A few months ago, I was in Berkeley to meet some friends at Jupiter. I arrived a little early, so I walked down to Pegasus, a bookstore I love, to kill some time browsing. I collect cookbooks, so after looking at some of the new books, I moved to that section and found a gem. In fact, this may be the perfect cookbook: Yotam Ottolenghi's Plenty: Vibrant Vegetable Recipes from London's Ottolenghi. It has a gorgeous cover (check my link to Amazon) with a picture of roasted eggplant with pomegranate seeds--and the interior is filled with beautiful, imaginative recipes for vegetable dishes. Although I'm not vegetarian, I tend to cook vegetarian food at home. But I'm also bored by many of the vegetarian cookbooks I own, which is why Plenty was such a great find. I love that the recipes combine ingredients in interesting and innovative ways--and that they include "exotic" spices and herbs. I also find just about every picture appealing; I turn each page and think "Oh, I want to make THAT!"

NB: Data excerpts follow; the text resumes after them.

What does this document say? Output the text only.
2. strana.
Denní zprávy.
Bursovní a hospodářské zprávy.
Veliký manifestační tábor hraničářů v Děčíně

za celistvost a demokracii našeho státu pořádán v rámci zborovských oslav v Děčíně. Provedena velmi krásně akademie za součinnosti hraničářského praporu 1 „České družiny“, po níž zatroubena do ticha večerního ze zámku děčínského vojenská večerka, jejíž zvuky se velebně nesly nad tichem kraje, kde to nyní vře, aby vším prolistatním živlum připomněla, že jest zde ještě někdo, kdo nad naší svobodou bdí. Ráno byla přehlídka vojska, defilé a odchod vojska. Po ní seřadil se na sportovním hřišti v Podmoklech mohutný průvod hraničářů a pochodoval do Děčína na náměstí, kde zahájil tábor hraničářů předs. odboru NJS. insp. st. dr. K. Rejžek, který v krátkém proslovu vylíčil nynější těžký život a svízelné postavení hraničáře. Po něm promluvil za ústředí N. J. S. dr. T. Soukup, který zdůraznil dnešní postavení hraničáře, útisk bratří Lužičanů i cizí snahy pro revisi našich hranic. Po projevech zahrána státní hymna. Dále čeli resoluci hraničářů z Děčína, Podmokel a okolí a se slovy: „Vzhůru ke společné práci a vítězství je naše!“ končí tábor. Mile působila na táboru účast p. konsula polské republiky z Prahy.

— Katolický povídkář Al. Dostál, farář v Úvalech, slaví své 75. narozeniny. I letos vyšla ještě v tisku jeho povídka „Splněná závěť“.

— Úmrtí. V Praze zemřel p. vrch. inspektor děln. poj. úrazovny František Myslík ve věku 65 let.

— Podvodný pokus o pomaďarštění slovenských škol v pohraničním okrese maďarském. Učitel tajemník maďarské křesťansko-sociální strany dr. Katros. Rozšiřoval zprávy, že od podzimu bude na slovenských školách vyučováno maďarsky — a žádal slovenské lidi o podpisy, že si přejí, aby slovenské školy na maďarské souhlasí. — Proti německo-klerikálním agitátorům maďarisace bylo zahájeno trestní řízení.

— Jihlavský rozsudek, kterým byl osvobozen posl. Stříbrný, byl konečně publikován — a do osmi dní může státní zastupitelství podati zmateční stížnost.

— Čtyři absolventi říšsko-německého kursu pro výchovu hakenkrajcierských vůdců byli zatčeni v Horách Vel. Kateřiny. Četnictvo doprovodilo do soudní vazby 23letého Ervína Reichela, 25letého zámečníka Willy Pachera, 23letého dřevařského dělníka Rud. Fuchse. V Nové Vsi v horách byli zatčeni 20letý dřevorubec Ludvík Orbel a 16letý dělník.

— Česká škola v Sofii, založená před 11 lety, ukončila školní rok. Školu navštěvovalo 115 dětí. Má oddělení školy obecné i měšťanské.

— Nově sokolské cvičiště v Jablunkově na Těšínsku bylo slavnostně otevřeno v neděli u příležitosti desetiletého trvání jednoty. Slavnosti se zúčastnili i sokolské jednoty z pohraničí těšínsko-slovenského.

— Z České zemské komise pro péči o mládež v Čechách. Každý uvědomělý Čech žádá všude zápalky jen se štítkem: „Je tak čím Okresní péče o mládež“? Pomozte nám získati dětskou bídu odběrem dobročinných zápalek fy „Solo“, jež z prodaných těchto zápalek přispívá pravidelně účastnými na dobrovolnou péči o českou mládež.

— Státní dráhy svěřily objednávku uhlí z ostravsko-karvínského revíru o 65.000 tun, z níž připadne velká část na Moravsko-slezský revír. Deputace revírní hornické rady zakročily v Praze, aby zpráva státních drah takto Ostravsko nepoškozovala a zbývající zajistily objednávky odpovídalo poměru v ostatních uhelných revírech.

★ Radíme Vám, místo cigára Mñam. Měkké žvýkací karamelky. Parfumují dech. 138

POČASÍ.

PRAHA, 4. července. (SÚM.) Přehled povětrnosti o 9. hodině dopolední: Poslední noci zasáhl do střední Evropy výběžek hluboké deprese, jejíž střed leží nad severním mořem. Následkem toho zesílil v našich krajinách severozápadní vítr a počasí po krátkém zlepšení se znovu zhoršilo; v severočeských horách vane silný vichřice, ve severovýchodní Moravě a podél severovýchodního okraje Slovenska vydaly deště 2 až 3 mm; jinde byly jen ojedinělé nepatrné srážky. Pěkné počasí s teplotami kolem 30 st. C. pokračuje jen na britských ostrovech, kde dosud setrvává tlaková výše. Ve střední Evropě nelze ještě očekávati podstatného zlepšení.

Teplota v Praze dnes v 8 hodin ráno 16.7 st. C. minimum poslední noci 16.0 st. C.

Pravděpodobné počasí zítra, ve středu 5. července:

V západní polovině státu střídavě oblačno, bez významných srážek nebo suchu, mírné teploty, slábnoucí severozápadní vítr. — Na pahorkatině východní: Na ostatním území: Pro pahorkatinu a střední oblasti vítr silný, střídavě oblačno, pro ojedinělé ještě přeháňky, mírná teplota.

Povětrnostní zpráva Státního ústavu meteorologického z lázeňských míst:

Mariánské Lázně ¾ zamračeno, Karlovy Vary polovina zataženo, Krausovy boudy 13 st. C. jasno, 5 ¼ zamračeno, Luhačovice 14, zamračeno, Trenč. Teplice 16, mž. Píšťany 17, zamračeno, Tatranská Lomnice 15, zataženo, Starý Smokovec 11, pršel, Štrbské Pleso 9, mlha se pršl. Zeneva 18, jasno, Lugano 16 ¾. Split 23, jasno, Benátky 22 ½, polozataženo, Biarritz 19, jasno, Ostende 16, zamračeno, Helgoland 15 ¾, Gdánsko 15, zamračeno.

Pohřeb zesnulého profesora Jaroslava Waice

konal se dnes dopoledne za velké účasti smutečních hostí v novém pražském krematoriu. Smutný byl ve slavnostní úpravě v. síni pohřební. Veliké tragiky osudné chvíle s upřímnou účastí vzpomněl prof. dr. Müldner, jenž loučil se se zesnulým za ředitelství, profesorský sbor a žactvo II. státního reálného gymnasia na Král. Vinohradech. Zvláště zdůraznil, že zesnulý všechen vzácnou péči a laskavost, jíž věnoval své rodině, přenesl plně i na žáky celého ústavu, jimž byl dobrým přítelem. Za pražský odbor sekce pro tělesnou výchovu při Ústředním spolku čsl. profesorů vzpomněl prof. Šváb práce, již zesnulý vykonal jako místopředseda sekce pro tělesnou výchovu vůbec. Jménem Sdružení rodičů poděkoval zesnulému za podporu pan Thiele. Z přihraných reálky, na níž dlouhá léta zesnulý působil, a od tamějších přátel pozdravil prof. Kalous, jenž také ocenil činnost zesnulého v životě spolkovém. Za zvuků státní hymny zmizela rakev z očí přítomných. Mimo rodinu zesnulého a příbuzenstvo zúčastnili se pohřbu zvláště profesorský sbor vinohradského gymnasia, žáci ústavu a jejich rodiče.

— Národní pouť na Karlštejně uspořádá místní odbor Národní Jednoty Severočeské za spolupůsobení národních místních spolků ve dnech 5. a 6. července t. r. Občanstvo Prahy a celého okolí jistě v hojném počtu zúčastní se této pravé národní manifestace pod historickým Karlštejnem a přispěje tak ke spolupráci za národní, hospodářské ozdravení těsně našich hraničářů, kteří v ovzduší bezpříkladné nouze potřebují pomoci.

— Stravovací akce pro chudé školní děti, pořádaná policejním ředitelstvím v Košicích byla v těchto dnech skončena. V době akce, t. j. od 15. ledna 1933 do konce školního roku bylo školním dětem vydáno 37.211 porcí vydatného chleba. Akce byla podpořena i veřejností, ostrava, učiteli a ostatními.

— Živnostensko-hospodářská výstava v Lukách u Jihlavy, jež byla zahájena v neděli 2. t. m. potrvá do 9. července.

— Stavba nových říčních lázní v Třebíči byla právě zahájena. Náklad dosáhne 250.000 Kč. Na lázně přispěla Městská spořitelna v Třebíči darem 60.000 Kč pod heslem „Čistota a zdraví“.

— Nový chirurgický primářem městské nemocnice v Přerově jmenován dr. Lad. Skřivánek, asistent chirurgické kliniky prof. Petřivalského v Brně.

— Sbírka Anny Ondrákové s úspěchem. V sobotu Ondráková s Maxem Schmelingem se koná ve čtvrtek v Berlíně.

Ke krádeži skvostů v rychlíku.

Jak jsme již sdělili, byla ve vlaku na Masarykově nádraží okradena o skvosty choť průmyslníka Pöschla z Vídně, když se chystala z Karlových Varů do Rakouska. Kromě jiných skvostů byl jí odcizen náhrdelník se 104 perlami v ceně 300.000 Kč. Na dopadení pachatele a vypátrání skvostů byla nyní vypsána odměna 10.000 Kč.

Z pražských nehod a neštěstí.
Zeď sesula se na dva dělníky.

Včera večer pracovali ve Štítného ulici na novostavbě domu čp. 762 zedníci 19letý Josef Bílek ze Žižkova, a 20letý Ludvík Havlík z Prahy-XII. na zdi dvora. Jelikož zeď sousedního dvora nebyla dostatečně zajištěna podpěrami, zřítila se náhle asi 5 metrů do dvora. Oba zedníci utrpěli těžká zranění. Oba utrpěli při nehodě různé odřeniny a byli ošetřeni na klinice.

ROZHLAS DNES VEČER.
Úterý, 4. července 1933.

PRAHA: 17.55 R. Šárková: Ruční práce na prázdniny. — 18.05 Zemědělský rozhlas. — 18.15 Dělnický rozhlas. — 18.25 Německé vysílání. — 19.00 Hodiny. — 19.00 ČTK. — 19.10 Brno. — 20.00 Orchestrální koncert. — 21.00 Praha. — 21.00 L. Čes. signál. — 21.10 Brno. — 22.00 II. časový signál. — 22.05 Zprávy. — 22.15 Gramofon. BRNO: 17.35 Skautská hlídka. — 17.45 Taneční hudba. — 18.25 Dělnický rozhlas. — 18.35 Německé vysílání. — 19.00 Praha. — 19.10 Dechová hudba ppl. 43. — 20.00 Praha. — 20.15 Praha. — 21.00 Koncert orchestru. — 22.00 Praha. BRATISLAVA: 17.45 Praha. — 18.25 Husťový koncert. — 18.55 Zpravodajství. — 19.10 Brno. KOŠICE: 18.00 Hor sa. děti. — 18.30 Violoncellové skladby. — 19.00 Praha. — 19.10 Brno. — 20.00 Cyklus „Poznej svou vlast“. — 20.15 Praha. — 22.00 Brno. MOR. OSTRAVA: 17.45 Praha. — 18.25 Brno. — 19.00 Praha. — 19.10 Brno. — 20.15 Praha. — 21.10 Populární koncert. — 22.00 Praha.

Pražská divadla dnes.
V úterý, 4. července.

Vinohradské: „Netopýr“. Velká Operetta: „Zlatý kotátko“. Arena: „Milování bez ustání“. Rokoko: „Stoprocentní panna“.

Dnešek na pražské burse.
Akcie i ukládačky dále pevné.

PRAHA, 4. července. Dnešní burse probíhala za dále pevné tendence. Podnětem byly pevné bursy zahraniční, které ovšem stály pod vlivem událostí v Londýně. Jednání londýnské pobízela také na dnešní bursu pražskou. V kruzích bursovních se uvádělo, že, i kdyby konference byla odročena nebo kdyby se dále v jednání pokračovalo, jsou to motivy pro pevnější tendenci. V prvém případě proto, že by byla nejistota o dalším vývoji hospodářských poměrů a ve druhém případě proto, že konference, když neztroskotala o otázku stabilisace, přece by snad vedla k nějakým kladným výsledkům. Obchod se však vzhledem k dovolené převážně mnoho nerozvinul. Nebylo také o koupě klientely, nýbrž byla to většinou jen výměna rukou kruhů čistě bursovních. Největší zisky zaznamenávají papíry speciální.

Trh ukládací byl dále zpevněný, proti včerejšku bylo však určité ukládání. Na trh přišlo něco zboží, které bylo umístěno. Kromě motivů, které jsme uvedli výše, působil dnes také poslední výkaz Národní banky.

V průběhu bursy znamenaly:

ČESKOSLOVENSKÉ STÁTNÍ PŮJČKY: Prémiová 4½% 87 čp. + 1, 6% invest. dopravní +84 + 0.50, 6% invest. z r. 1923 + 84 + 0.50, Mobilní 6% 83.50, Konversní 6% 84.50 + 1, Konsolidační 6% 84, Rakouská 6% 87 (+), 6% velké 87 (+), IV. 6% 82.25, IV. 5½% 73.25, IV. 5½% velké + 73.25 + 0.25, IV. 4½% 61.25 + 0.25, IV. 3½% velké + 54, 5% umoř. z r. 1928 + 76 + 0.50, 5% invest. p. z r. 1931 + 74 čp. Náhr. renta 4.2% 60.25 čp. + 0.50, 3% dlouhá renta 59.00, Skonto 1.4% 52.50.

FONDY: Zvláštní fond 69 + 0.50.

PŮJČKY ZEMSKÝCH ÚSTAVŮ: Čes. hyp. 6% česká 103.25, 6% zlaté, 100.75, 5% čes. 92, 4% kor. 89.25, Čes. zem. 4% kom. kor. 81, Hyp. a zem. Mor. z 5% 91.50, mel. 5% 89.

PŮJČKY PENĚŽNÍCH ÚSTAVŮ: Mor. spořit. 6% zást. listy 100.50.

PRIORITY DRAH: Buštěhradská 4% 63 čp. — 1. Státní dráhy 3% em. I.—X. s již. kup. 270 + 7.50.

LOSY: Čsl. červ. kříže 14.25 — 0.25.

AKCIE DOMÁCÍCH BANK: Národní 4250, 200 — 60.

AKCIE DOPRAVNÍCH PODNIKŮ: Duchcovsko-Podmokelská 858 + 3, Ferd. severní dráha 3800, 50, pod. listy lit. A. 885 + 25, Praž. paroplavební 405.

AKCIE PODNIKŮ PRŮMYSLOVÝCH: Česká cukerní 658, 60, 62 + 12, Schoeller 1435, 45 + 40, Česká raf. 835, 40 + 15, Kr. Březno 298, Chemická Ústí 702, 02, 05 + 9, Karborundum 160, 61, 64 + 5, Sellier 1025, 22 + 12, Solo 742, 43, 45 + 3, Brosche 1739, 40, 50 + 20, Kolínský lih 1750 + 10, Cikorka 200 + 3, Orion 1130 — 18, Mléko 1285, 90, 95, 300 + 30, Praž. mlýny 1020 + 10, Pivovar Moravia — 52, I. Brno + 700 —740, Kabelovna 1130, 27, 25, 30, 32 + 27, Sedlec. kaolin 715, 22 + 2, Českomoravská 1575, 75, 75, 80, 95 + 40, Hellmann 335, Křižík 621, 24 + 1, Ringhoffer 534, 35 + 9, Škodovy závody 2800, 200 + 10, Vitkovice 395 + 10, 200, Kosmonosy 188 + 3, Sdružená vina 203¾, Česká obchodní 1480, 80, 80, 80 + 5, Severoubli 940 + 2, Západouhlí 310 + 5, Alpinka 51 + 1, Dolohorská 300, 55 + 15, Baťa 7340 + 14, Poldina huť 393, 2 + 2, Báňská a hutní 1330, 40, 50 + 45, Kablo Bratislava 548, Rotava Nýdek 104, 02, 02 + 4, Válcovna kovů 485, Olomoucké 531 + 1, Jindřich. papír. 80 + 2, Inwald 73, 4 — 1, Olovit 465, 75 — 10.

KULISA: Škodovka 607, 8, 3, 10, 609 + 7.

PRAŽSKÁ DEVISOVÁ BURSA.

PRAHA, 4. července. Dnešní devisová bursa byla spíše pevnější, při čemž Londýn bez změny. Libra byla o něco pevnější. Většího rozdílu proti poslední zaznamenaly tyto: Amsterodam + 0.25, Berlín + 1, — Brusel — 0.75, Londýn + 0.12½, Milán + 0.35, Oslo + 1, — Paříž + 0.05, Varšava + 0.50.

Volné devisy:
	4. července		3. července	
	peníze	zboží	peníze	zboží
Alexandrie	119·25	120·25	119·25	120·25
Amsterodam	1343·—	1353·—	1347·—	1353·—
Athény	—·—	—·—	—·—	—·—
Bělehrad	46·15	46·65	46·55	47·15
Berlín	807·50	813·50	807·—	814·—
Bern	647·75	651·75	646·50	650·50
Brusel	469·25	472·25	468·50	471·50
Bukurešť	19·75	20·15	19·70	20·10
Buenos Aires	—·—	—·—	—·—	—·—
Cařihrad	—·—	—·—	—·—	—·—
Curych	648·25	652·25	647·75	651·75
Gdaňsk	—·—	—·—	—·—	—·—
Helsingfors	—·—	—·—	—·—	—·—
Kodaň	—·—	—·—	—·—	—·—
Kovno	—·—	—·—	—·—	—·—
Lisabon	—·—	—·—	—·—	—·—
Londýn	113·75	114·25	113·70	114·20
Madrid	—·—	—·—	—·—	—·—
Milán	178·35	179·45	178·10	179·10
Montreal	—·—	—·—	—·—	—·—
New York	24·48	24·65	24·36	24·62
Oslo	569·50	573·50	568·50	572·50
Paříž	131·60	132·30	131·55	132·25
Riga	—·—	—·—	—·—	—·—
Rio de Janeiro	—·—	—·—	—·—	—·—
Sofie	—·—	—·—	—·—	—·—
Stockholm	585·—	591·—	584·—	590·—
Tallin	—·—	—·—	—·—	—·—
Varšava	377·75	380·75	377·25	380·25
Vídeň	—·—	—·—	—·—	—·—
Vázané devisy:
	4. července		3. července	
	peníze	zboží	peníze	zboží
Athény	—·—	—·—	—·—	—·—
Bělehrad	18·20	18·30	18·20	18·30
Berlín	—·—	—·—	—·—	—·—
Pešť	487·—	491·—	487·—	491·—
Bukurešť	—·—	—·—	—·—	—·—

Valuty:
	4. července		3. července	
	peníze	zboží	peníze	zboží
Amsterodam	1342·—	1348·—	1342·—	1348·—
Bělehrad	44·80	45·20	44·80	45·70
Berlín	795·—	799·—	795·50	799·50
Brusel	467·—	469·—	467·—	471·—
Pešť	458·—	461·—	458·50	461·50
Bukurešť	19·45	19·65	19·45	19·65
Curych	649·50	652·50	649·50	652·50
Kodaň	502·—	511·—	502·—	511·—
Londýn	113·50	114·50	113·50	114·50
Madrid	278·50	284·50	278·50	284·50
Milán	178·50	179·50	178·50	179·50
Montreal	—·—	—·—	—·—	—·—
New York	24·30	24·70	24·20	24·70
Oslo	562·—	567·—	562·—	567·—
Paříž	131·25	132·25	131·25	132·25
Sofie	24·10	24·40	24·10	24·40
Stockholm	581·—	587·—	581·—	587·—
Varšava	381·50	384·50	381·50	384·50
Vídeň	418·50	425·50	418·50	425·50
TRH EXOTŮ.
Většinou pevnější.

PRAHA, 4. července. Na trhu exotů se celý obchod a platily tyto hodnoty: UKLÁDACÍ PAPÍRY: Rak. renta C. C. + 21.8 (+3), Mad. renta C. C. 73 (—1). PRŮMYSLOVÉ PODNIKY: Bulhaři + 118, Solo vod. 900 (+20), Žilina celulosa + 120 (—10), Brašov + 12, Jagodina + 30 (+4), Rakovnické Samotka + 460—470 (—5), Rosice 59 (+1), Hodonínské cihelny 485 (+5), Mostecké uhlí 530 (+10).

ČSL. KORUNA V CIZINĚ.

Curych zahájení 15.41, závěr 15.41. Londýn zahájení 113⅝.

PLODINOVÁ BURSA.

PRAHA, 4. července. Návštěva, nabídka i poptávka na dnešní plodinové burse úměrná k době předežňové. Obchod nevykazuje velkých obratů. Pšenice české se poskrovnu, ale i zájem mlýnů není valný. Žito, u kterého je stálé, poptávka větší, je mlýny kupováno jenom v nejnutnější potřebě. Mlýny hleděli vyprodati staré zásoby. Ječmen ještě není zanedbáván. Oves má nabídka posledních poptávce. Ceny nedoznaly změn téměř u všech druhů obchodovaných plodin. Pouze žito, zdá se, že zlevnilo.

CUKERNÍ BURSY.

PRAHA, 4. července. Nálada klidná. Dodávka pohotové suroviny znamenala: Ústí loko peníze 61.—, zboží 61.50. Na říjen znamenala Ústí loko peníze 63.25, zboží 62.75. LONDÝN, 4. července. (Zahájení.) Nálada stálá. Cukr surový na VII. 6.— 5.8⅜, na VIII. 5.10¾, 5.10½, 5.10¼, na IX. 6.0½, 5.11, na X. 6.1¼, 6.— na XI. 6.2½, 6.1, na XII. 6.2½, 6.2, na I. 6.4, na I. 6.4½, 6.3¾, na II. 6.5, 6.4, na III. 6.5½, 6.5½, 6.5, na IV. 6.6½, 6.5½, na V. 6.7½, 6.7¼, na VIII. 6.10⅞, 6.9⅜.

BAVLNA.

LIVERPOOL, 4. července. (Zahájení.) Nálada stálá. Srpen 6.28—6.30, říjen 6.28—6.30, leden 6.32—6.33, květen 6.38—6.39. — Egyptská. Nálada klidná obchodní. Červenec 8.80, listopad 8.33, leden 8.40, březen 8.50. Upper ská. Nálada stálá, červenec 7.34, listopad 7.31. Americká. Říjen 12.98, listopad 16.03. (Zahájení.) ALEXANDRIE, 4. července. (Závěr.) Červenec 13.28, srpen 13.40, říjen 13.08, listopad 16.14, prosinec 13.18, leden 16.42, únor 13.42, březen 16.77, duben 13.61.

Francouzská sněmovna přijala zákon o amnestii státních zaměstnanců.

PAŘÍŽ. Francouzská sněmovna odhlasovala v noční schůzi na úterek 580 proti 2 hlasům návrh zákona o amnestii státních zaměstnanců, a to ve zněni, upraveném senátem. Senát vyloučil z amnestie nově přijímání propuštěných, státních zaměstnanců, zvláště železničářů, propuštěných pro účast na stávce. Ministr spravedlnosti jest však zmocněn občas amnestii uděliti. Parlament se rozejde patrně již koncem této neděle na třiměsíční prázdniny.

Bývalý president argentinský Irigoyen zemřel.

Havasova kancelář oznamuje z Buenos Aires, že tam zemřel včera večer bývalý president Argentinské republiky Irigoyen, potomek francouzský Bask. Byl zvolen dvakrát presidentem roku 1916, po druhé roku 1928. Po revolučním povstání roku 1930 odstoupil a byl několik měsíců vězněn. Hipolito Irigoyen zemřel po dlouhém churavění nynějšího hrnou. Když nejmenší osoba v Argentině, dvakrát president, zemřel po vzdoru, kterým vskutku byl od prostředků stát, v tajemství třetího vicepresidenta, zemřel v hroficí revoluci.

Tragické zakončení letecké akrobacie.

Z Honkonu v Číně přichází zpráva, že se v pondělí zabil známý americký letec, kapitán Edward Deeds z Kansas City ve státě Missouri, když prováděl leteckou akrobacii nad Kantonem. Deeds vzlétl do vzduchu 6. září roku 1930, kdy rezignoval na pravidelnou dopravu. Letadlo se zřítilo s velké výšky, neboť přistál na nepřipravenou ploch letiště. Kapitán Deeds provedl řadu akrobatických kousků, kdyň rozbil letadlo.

Today I cooked a dish adapted from the cookbook: Puy Lentil Galettes. I left out the galette part and only prepared the lentils. The result was a fresh tasting, slightly (surprisingly) sweet, and healthy dish. I highly recommend it. Here's the recipe:
Puy Lentils (adapted from Plenty)
1 c. puy lentils
2 bay leaves (mine were quite small so I used four)
1 t. cumin
1 t. coriander
4 T. olive oil
1 medium onion (roughly chopped)
2 large garlic cloves (minced)
3/4 c. Greek yogurt (I used non-fat)
2 c. baby spinach leaves
3 T. chopped cilantro
2 T. chopped mint
juice of 1 lemon
salt and black pepper to taste
1. Cook the lentils in a quart of boiling water with the bay leaves for 20 to 30 minutes, or until thoroughly cooked. Drain and set aside.
2. Heat olive oil and fry the onion for 6 to 8 minutes until golden and very soft. Add the cumin, coriander, and garlic and cook for 2 more minutes. Add to the lentils and cool.
3. Add the yogurt, spinach, herbs, and lemon juice to the lentils. Finish with salt and pepper to taste.